Il senso di colpa materno. A un certo punto della nostra esperienza di madri, ci troveremo ad affrontarlo. Un nostro figlio potrebbe ammalarsi e noi non ce ne accorgiamo subito. Il nostro bambino potrebbe avere difficoltà di apprendimento che non notiamo per anni. La nostra bambina potrebbe raccontarci di essere presa in giro da altri bambini, e noi potremmo sottovalutare la situazione fino a quando non la vediamo tornare a casa in lacrime, a disagio nel tornare a scuola.

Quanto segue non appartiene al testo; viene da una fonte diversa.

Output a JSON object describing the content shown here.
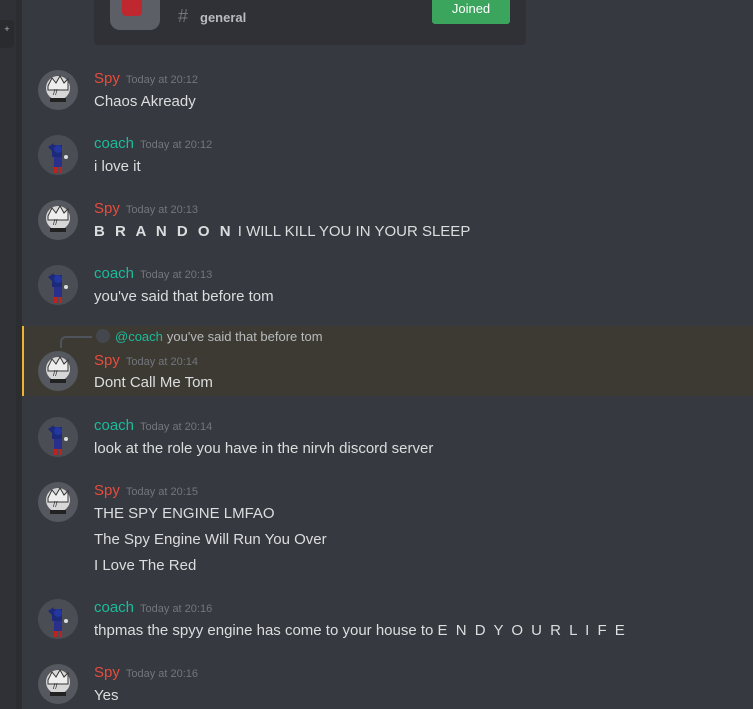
{
  "rail": {
    "plus_glyph": "+"
  },
  "invite": {
    "hash_glyph": "#",
    "channel": "general",
    "button_label": "Joined"
  },
  "messages": [
    {
      "author": "Spy",
      "role": "spy",
      "timestamp": "Today at 20:12",
      "lines": [
        "Chaos Akready"
      ]
    },
    {
      "author": "coach",
      "role": "coach",
      "timestamp": "Today at 20:12",
      "lines": [
        "i love it"
      ]
    },
    {
      "author": "Spy",
      "role": "spy",
      "timestamp": "Today at 20:13",
      "bold_prefix": "B R A N D O N",
      "lines": [
        " I WILL KILL YOU IN YOUR SLEEP"
      ]
    },
    {
      "author": "coach",
      "role": "coach",
      "timestamp": "Today at 20:13",
      "lines": [
        "you've said that before tom"
      ]
    },
    {
      "author": "Spy",
      "role": "spy",
      "timestamp": "Today at 20:14",
      "lines": [
        "Dont Call Me Tom"
      ],
      "reply": {
        "mention": "@coach",
        "text": "you've said that before tom"
      }
    },
    {
      "author": "coach",
      "role": "coach",
      "timestamp": "Today at 20:14",
      "lines": [
        "look at the role you have in the nirvh discord server"
      ]
    },
    {
      "author": "Spy",
      "role": "spy",
      "timestamp": "Today at 20:15",
      "lines": [
        "THE SPY ENGINE LMFAO",
        "The Spy Engine Will Run You Over",
        "I Love The Red"
      ]
    },
    {
      "author": "coach",
      "role": "coach",
      "timestamp": "Today at 20:16",
      "lines": [
        "thpmas the spyy engine has come to your house to "
      ],
      "spaced_suffix": "E N D Y O U R L I F E"
    },
    {
      "author": "Spy",
      "role": "spy",
      "timestamp": "Today at 20:16",
      "lines": [
        "Yes"
      ]
    }
  ],
  "colors": {
    "background": "#36393f",
    "spy_name": "#e74c3c",
    "coach_name": "#1abc9c",
    "joined_button": "#3ba55d",
    "reply_highlight_border": "#f0b232"
  }
}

Qualunque sia la situazione, conosciamo quel peso di responsabilità quando i nostri bambini soffrono. Ci sentiamo in colpa. È un fardello che grava sui nostri cuori. Non possiamo smettere di pensare a quanto potrebbe essere andata male la situazione. Programmando di essere più attente in futuro, ci rendiamo conto che, se la maternità fosse un lavoro, probabilmente ci saremmo già licenziate. Ecco sette verità importanti da ricordare quando ci sentiamo sopraffatte dal “senso di colpa da mamma”.

1. Le madri tendono ad avere aspettative irrealisticamente alte nei confronti di se stesse.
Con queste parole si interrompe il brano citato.